36協定を締結しないで残業させることは違法
使用者は、労働者に残業させるにはあらかじめ36協定を締結し、労働基準監督署に届け出を提出しなければなりません。労使協定では時間外労働をおこなう業務の種類や、1日・月・年あたりの時間外労働の上限などを定める必要があります。
36協定を締結せずに法定労働時間を超えて労働させることは労働基準法違反となり、是正勧告や罰則(6ヶ月以下の懲役または30万円以下の罰金)の対象となることがあります。
残業に関する問題やトラブルは労働基準監督署に相談することができます。
>労働基準監督署には何を相談できる? 会社にバレない方法や事例も紹介
2.36協定の上限規制
時間外労働は原則月45時間・年360時間が上限
2018年の労働基準法改正により、時間外労働の上限は「月45時間・年360時間」と定められました。「臨時的な特別な事情がある場合」(特別条項)に関しても上限が設けられました。
それまで時間外労働の上限基準は、厚生労働大臣告示によるもので強制力がありませんでしたが、改正によって罰則付きの上限が法律に規定されました。また、改正前は「臨時的な特別な事情がある場合」に労使間の同意があれば、際限なく残業をさせることが事実上可能でしたが、それにも上限が設けられたかたちです。
tips|法定労働時間と所定労働時間の違い
法定労働時間とは労働基準法に定められた「一日8時間・週40時間」を指すのに対し、所定労働時間は会社で定めた労働時間を指します。そのため、所定労働時間は一日8時間のこともあれば、7時間、7時間45分などのケースもあります。
残業代の算定基準を所定労働時間にするか法定労働時間にするかは会社によりますが、36協定など法律上の「時間外労働」とは法定労働時間を超えることを意味します。
36協定の特別条項とは
月45時間・年360時間を超えてさらに時間外労働が必要なときに「臨時的な特別の事情があって労使が合意する場合」は年720時間を上限とすることができ、これを特別条項といいます。

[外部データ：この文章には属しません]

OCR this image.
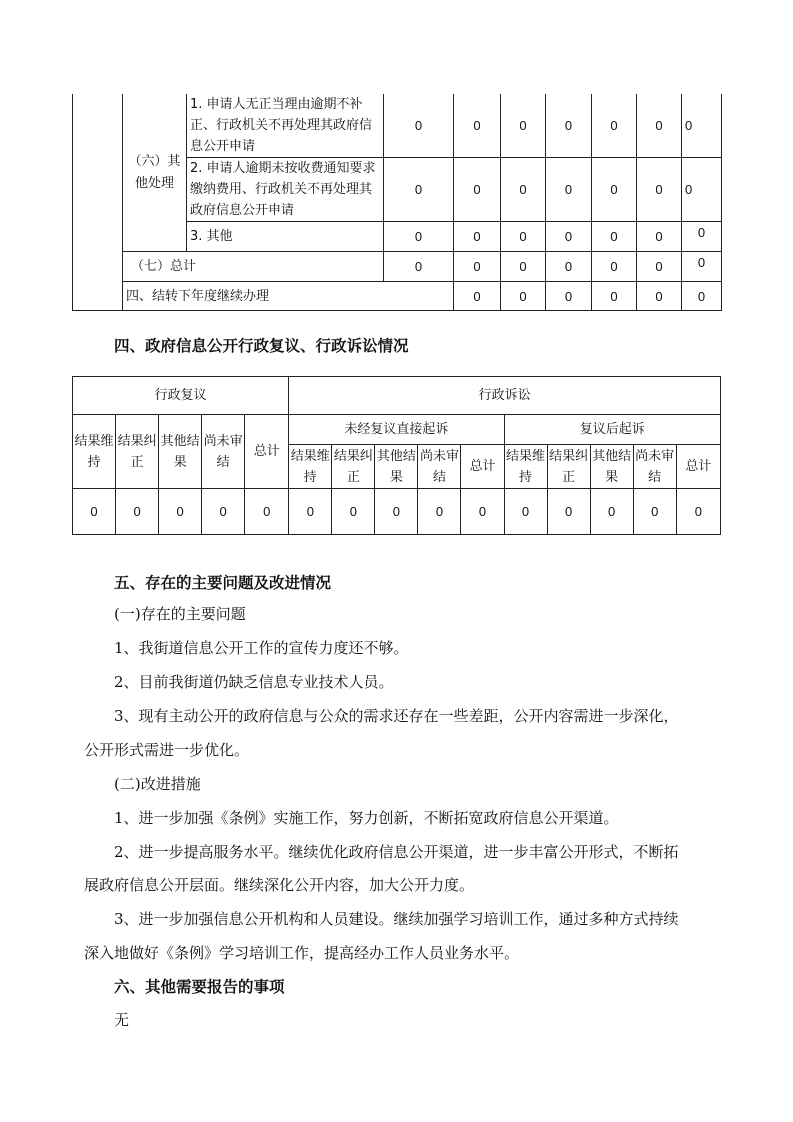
	（六）其他处理	1. 申请人无正当理由逾期不补正、行政机关不再处理其政府信息公开申请	0	0	0	0	0	0	0	
		2. 申请人逾期未按收费通知要求缴纳费用、行政机关不再处理其政府信息公开申请	0	0	0	0	0	0	0	
		3. 其他	0	0	0	0	0	0	0	
	（七）总计		0	0	0	0	0	0	0	
	四、结转下年度继续办理			0	0	0	0	0	0	
四、政府信息公开行政复议、行政诉讼情况
行政复议					行政诉讼									
结果维持	结果纠正	其他结果	尚未审结	总计	未经复议直接起诉					复议后起诉				
					结果维持	结果纠正	其他结果	尚未审结	总计	结果维持	结果纠正	其他结果	尚未审结	总计
0	0	0	0	0	0	0	0	0	0	0	0	0	0	0
五、存在的主要问题及改进情况
(一)存在的主要问题
1、我街道信息公开工作的宣传力度还不够。
2、目前我街道仍缺乏信息专业技术人员。
3、现有主动公开的政府信息与公众的需求还存在一些差距，公开内容需进一步深化，
公开形式需进一步优化。
(二)改进措施
1、进一步加强《条例》实施工作，努力创新，不断拓宽政府信息公开渠道。
2、进一步提高服务水平。继续优化政府信息公开渠道，进一步丰富公开形式，不断拓
展政府信息公开层面。继续深化公开内容，加大公开力度。
3、进一步加强信息公开机构和人员建设。继续加强学习培训工作，通过多种方式持续
深入地做好《条例》学习培训工作，提高经办工作人员业务水平。
六、其他需要报告的事项
无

労使協定に特別条項を付帯する際の具体的な上限は、以下のとおりです。
- 時間外労働が年720時間以内
- 時間外労働と休日労働の合計が月100時間未満
- 時間外労働と休日労働の合計が、2、3、4、5、6ヶ月平均すべてで80時間以内
- 時間外労働が月45時間を超えるのが年6ヶ月以内

上限規制の例外
改正労働基準法は2019年(中小企業は2020年)に施行されましたが、一部の業界や事業については上限規制適用が猶予・対象外となっています。猶予期間は2024年3月末までで、医師、建設事業、自動車運転の業務、鹿児島県・沖縄県の砂糖製造業が対象です。
2024年4月以降の上限規制は下記のように適用されます。
対象 | 2024年4月以降の例外的な上限規制の扱い |
---|---|
医師 | 具体的な上限時間を省令で定める |
建設事業 | 災害の復旧・復興事業については、時間外労働と休日労働の合計が月100時間未満・複数月平均80時間以内の規制が適用されない |
自動車運転業務 | 特別条項による年間の労働時間の上限が960時間になるほか、時間外労働と休日労働の合計が月100時間未満・複数月平均80時間以内、月45時間超の時間外労働が年6ヶ月以内の各規制が適用されない |
砂糖製造業 | 上限規制をすべて適用 |
医師の働き方改革とは
医師はその専門性や医療提供の緊急性の高さもあり、長時間労働の常態化が指摘されてきました。とくに勤務医や若手で救急、産婦人科、外科などの労働時間が長い傾向にあり、36協定が締結されていない医療機関も存在しています。
このような状況を改善するため、多職種へのタスクシフト・シェアも含めた「医師の働き方改革」が2024年4月から順次実施されます。
医療機関の機能により労働時間の上限は下記のように分類されています。いずれの場合も、健康状態を確認するための医師による面接指導が義務付けられます。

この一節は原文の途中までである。